“L’élection ne va pas changer grand chose”
Lundi 16 novembre 2009
Dans quelques jours, les chefs d’État de l’Union désigneront le tout premier président du Conseil et le Haut représentant aux affaires étrangères. Députée européenne gersoise, Françoise Castex livre ses impressions au journal Sud-Ouest.Pour la députée européenne socialiste Françoise Castex, ces nominations ne changeront pas grand-chose à la donne politique de l’Union.
Avez-vous une préférence parmi les candidats en lice pour le poste de Président du Conseil ?

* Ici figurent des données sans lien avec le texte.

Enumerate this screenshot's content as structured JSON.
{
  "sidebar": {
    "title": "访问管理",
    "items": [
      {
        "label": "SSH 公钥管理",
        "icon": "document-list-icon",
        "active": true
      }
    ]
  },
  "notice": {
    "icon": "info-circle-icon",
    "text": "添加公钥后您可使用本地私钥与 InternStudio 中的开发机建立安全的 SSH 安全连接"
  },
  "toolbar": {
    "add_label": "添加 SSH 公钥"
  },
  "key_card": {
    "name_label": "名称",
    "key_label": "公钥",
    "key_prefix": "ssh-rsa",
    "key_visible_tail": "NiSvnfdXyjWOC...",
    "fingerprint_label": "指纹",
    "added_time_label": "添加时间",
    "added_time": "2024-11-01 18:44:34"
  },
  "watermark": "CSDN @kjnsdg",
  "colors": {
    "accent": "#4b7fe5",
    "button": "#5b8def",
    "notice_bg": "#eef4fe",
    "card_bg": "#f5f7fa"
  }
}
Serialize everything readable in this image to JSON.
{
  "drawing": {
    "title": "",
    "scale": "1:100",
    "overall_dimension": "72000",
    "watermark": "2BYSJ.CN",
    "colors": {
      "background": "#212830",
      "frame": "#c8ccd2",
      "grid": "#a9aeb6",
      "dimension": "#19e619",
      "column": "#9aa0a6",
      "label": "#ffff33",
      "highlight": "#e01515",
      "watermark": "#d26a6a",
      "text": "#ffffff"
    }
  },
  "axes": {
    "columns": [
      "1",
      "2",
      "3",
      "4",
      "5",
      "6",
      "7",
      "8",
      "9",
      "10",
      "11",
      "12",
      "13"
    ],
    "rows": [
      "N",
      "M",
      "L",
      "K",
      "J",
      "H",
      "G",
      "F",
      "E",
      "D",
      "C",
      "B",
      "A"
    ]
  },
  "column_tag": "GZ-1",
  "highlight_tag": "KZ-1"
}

Françoise Castex : Non, pas particulièrement. En revanche, je ne suis pas favorable à la nomination du Britannique Tony Blair, et ce pour deux raisons : tout d’abord parce que le Royaume-Uni ne fait pas partie de la zone euro. Mais également parce que ce pays demande régulièrement des dérogations à la réglementation européenne, comme par exemple sur le temps maximum de travail hebdomadaire ou encore la Charte des droits fondamentaux. Ce n’est donc pas parce qu’il est le seul représentant social-démocrate (travailliste) en lice que je le soutiendrais d’avantage.
À votre avis, lequel des candidats a le plus de chance d’être choisi ?

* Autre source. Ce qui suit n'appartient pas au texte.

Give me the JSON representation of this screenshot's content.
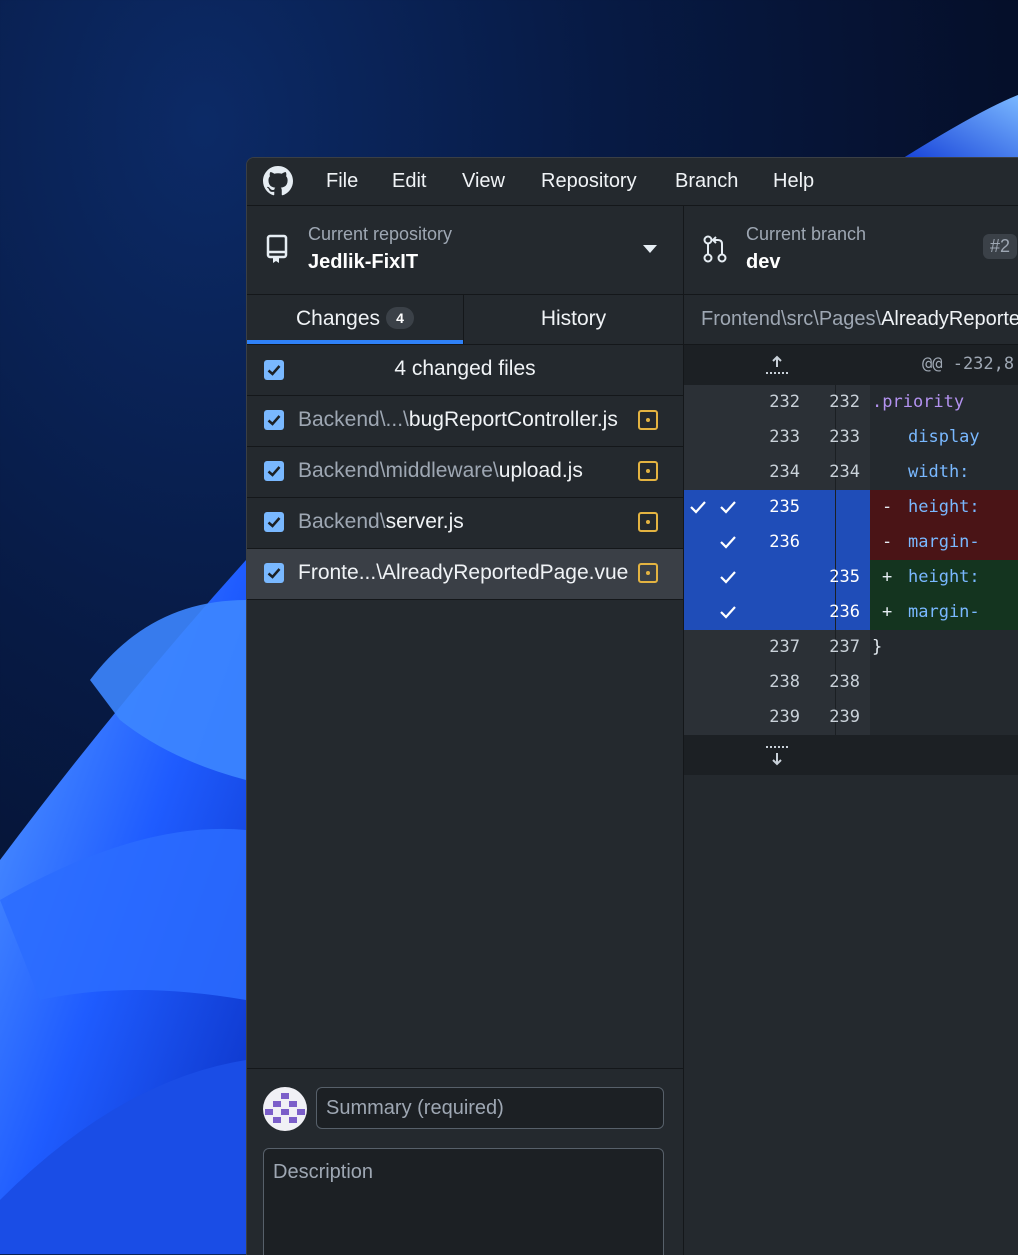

Très franchement, je ne sais pas. Cela va dépendre de nombreux facteurs. Des équilibres politiques et géographiques vont se jouer dans ce choix. Il n’est d’ailleurs pas impossible que le nom qui sortira du chapeau au dernier moment soit celui de quelqu’un auquel personne n’avait pensé. Les candidats les plus connus, comme Tony Blair ou le Luxembourgeois Jean-Claude Junker, ne sont pas forcément favorisés, au contraire. Ils sont en quelque sorte livrés en pâture à la presse pour les “dézinguer”. Il ne faut pas se leurrer, les chefs d’États européens n’ont pas intérêt à nommer une personnalité forte qui leur ferait de l’ombre. Cela risque donc d’être quelqu’un sans grande carrure que l’on n’entendra pas très souvent.
Comment vont se dérouler ces nominations ?
Le choix sera entre les mains des chefs d’États et de gouvernements de l’Union. Les députés européens ne seront donc pas impliqués institutionnellement, mais uniquement consultés pour ratifier le choix du Conseil en fin de processus. On note néanmoins un léger changement dans les habitudes démocratiques. Contrairement à l’élection de José Manuel Barroso à la tête de la Commission européenne, les partis politiques, y compris d’opposition, sont impliqués dans les négociations en vue de la nomination.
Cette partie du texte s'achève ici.